In the nineteenth year of the Empire's strength, a hermit from the sands of Tatooine, Ben Kenobi, was made known of the Princess Leia of Alderaan. She had been captured and taken into a mighty fortress of the Empire, so vast that it resembled a new moon in the sky. "Let us make haste," said the hermit, "for this is wickedness we shall not abide."

So he took with him a young man, Luke his name, from the water farms of Tatooine, across the Jundland Sea. Luke's heart was stirred by the quest, though Ben urged him counsel. "For great are the dangers and traps of the Emperor, and worse still is the lure of the Dark Side."

Ben gave to Luke the sword that had once been that of Anakin Skywalker, with which he slew the Count of Dooku, and with which he wrought pain and suffering on the Younglings of the Temple, and that he lost in the flames of Mustafar. "This is the blade of a time of righteousness and beauty," said Ben. "Yet trust not in its strength alone, for the Force is your truest ally."

Then Luke boldly ventured into the dungeons of the fortress, for he knew well that the Princess Leia was imprisoned within. He put on a mask so she knew not who she was, save that he was called, "the knight of little stature." And Leia led their company into a pit full of refuse and waste, and there were they nearly devoured by a mighty water beast, yet they made a plea and called upon their comrade the droid R2-D2, and he intervened to spare their lives.

But Ben confronted Darth Vader, who wore a mask and a shield and armor all of the darkest black, and struck with a sword that was blood-red, even as the Sith did in secret. Vader slew Ben the hermit, and Luke made lamentation for him even as he fled the dread moon.

Now many of the Jedi of old had perished, and become one with the Force. But some had learned the secret of speaking within the galaxy, and of casting shadows to be beheld by the living. Obi-Wan was such a knight, and Yoda. And they looked upon Luke with fear and wonder.

For such was his purity and strength, that he had hopes surpassing even those of his teachers. And they were this: that by his goodness he might transform the heart of Darth Vader, and turn him again to the ways of justice and mercy.
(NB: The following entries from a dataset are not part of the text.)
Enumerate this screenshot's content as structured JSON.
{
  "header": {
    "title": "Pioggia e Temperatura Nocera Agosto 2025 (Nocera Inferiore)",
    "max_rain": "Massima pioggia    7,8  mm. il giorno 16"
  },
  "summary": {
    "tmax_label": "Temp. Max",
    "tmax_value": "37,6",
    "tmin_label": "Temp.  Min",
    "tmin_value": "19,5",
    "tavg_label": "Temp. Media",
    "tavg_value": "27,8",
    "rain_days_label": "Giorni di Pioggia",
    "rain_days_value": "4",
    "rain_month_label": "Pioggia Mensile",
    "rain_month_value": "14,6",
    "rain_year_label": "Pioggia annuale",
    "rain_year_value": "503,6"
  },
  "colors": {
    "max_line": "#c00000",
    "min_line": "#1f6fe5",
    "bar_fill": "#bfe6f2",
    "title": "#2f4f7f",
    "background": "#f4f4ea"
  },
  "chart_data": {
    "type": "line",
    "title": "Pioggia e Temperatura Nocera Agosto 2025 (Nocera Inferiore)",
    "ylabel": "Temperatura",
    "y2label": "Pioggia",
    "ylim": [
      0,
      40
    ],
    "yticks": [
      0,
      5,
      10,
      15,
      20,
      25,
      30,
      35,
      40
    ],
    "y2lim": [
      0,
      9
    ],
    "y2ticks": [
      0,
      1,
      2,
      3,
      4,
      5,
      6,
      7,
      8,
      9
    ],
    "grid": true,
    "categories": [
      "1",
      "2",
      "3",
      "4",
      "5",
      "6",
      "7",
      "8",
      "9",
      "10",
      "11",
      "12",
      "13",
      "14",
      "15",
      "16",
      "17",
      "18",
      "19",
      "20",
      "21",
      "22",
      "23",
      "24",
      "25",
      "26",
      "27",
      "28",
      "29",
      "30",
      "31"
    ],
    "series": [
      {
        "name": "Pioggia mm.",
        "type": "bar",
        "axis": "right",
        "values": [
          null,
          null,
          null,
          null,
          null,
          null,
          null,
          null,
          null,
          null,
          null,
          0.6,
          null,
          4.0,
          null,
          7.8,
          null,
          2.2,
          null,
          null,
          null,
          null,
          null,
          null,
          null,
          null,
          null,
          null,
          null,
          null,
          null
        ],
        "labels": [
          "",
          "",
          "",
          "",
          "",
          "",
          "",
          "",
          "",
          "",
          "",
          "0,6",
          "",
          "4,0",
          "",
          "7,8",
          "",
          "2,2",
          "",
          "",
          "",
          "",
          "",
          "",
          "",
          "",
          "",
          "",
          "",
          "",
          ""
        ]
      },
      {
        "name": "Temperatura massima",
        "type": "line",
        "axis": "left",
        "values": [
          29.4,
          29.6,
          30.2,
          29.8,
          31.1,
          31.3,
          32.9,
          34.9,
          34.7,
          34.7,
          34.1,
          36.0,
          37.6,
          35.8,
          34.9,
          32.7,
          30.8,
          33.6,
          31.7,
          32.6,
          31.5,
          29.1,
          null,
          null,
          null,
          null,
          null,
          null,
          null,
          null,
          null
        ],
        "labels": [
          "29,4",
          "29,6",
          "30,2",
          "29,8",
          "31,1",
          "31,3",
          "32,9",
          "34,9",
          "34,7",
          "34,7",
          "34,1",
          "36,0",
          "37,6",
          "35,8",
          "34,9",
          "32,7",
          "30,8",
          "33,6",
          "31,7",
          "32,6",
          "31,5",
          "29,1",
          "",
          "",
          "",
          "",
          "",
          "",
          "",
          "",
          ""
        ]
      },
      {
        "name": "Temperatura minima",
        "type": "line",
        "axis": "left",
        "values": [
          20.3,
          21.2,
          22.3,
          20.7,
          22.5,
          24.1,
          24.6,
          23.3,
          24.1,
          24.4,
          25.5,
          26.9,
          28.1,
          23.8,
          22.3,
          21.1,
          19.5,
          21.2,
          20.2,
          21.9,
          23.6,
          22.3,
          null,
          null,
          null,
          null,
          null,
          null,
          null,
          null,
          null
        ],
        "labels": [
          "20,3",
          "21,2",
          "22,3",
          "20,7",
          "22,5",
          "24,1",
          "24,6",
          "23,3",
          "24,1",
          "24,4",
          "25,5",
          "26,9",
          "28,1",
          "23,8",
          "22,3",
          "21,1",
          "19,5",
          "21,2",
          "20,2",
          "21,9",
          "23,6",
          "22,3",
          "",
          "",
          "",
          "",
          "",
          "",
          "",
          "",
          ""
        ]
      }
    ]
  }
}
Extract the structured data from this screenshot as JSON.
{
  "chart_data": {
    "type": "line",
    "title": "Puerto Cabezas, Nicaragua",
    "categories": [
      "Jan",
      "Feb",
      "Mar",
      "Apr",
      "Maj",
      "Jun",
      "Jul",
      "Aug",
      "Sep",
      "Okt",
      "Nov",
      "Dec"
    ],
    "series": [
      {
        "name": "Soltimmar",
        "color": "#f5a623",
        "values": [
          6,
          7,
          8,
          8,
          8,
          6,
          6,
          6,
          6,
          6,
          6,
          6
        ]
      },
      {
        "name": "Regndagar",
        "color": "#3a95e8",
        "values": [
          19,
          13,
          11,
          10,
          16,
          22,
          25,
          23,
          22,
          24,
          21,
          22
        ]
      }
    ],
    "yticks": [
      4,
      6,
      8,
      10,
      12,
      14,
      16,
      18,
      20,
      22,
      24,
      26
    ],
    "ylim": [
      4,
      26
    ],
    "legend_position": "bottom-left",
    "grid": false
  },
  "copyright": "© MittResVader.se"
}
"It is folly," murmured Obi-Wan in his spirit, "for the Dark Side is as a whirlpool that dashes to pieces everyone in its grasp. You can no more rise up from it than you can overcome gravity."

"Do we not have hyperspace engines which do just this?" Luke asked. "Yes, and more diverse wonders besides."

"Be not hasty," counseled Yoda. "It may be that we shall place our hopes in another. Even Princess Leia has the power and wisdom of a true knight."

"That may be," said Obi-Wan.

Yet it was they who realized their error, for Luke entered the castle of the cruel Emperor as one who had no fear of death. For he knew the Force was his true ally, and he would endure in it in death as in life. There the Emperor tormented him with bursts of lightning. In his agony Luke cried out to his father, and Anakin's heart was pierced. Then did Darth Vader become Anakin Skywalker once more, and cast the Emperor into a dark abyss, from which he did not return.

Luke wept to see his father near death, but Anakin bade him go and be reunited with his sister the princess, and with their faithful companions. And ever after, it is said, he abided near him in the Force.

Now many are the histories that speak of the further deeds of Luke Skywalker, some how he journeyed to the ancient temple with Leia his sister, and thus fulfilled the words of Qui-Gon Jinn. And some say that he journeyed into exile, to contemplate the Force in chastity, and was most wickedly slain by his treacherous nephew. But I your poor author am in the grip of a terrible pain in the head, and shall not contemplate the histories more at this juncture.